Exhibit facet browsing: Revision 3 / Dobrica Pavlinušić's random unstructured stuff

Dobrica Pavlinušić's random unstructured stuff

Exhibit facet browsing: Revision 3

We have few mp3 players which no longer work, but are still under warranty. So idea was to pick another device (which will hopefully work longer). However, on-line shops leave a lot to be desired if you want to just do quick filtering of data.

As a very fortunate incident, I stumbled upon Exhibit from SMILE project at MIT which brought us such nice tools as Timeline and Potluck.

So, I scraped web, converted it to CSV and tried to do something with it. In the process I again re-visited the problem of semi-structured data: while data is separated in columns, one column has generic description, player name and all characteristics in it.

So, what did I do? Well, I started with CPAN and few hours later I had a script which is rather good in parsing semi-structured CSV files.
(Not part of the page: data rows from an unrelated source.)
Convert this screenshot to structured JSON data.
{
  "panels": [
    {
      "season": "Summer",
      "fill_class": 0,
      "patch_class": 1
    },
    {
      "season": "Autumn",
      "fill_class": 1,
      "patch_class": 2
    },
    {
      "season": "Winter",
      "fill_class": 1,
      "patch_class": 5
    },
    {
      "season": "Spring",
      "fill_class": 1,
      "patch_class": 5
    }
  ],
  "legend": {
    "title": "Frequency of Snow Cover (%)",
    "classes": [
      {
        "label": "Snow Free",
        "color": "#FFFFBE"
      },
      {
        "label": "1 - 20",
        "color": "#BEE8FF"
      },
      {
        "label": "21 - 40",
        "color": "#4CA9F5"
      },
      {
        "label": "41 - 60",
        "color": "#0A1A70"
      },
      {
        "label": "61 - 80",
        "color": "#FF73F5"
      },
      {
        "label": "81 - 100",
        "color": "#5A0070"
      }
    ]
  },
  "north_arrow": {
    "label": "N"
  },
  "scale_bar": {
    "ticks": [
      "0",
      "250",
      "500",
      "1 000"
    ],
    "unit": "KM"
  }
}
It supports following:

guess CSV delimiter on it's own (using `Text::CSV::Separator`)
recognize 10 Kb and similar sizes and normalize them (using `Number::Bytes::Human`)
splitting of comma (,) separated values within single field
strip common prefix from all values in one column
group values and produce additional properties in data
generate specified number of groups for numeric data, useful for price ranges
produce JSON output for Exhibit using `JSON::Syck`

"
So how does it look?"http://blog.rot13.org/demo/links/links.html

In the end, it is very similar to the way Dabble DB parses your input. But, I never actually had any luck importing data into Dabble DB, so this one works better for me :-)

This will probably evolve to universal munger from CSV to arbitrary hash structure. What would be good name? Text::CSV::Mungler?

This is a first post in series of posts which will cover one hack a week on my blog. This will (hopefully) force me to write at least one post a week on one side, and provide some historic trace about my work for later.